The police got a lot of flaks recently over the Ese/Dahiru kidnap saga. Some commentators believe the police didn’t do enough to rescue the hapless teenager while some argued your men were handicapped? You may wish to throw more light on this?
It was just a misjudgment. Ese Oruru was kidnapped from Bayelsa and frisked away to Kano. My men arrived in Kano, identified where she was tented. They made their discovery known to the traditional authorities which ordered that the girl be handed over to the AIG. The sad news reached me about 48 hours. I agree that the police could have acted faster but it’s not a thing that was deliberate. It was a minister who alerted me that the saga was trending on the social media and I immediately called the AIG who confirmed the incident. You see, sometimes, the pressure of work can lead anyone to make mistakes. What is important is that such errors must not be allowed to occur again.
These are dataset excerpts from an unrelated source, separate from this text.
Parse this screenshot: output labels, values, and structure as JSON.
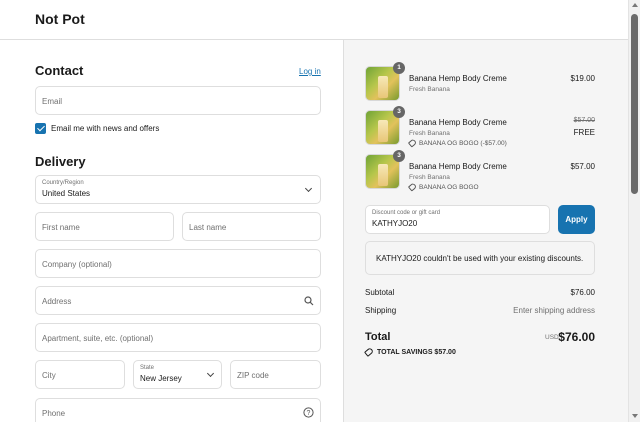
{
  "header": {
    "brand": "Not Pot"
  },
  "contact": {
    "title": "Contact",
    "login_link": "Log in",
    "email_placeholder": "Email",
    "newsletter_label": "Email me with news and offers",
    "newsletter_checked": true
  },
  "delivery": {
    "title": "Delivery",
    "country_label": "Country/Region",
    "country_value": "United States",
    "first_name_placeholder": "First name",
    "last_name_placeholder": "Last name",
    "company_placeholder": "Company (optional)",
    "address_placeholder": "Address",
    "apartment_placeholder": "Apartment, suite, etc. (optional)",
    "city_placeholder": "City",
    "state_label": "State",
    "state_value": "New Jersey",
    "zip_placeholder": "ZIP code",
    "phone_placeholder": "Phone"
  },
  "cart": {
    "items": [
      {
        "qty": "1",
        "name": "Banana Hemp Body Creme",
        "variant": "Fresh Banana",
        "price": "$19.00",
        "discount": "",
        "original_price": ""
      },
      {
        "qty": "3",
        "name": "Banana Hemp Body Creme",
        "variant": "Fresh Banana",
        "price": "FREE",
        "original_price": "$57.00",
        "discount": "BANANA OG BOGO (-$57.00)"
      },
      {
        "qty": "3",
        "name": "Banana Hemp Body Creme",
        "variant": "Fresh Banana",
        "price": "$57.00",
        "discount": "BANANA OG BOGO",
        "original_price": ""
      }
    ]
  },
  "discount": {
    "label": "Discount code or gift card",
    "value": "KATHYJO20",
    "apply_label": "Apply",
    "notice": "KATHYJO20 couldn't be used with your existing discounts."
  },
  "summary": {
    "subtotal_label": "Subtotal",
    "subtotal_value": "$76.00",
    "shipping_label": "Shipping",
    "shipping_value": "Enter shipping address",
    "total_label": "Total",
    "currency": "USD",
    "total_value": "$76.00",
    "savings_text": "TOTAL SAVINGS  $57.00"
  },
  "colors": {
    "accent": "#1773b0",
    "sidebar_bg": "#f5f5f5",
    "border": "#dedede"
  },
  "icons": [
    "search-icon",
    "help-circle-icon",
    "chevron-down-icon",
    "tag-icon",
    "checkmark-icon"
  ]
}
I keep saying this: if you are an accountant, if you make mistake, you lose money; if you are a policeman, if you make mistake, you lose life. We have to be very careful to ensure that our judgment is spot on always.
What has been your most daunting challenge in the task of policing Nigeria thus far?
I will put it this way: policing in a democracy when you have to work with politicians, is quite a herculean task. You see, these politicians who believe the police force can be manipulated to achieve personal goals are enemies of the force and Nigeria. When we begin to see the police as a professional institution dedicated to the wellbeing of our beloved nation and her citizens; then the challenges will be mitigated. We have a group of politicians who are not very conversant with the policing culture, who believe every policeman should be a pawn in their hands like a yoyo. We have issues with such folks because for me, I have a job to do. My functions are cut out by the Constitution; sometimes, I hurt people but this is often not deliberate. I don’t want to dent my integrity but simply wish to walk away from the force with the conviction of having done my best in the course of my stewardship.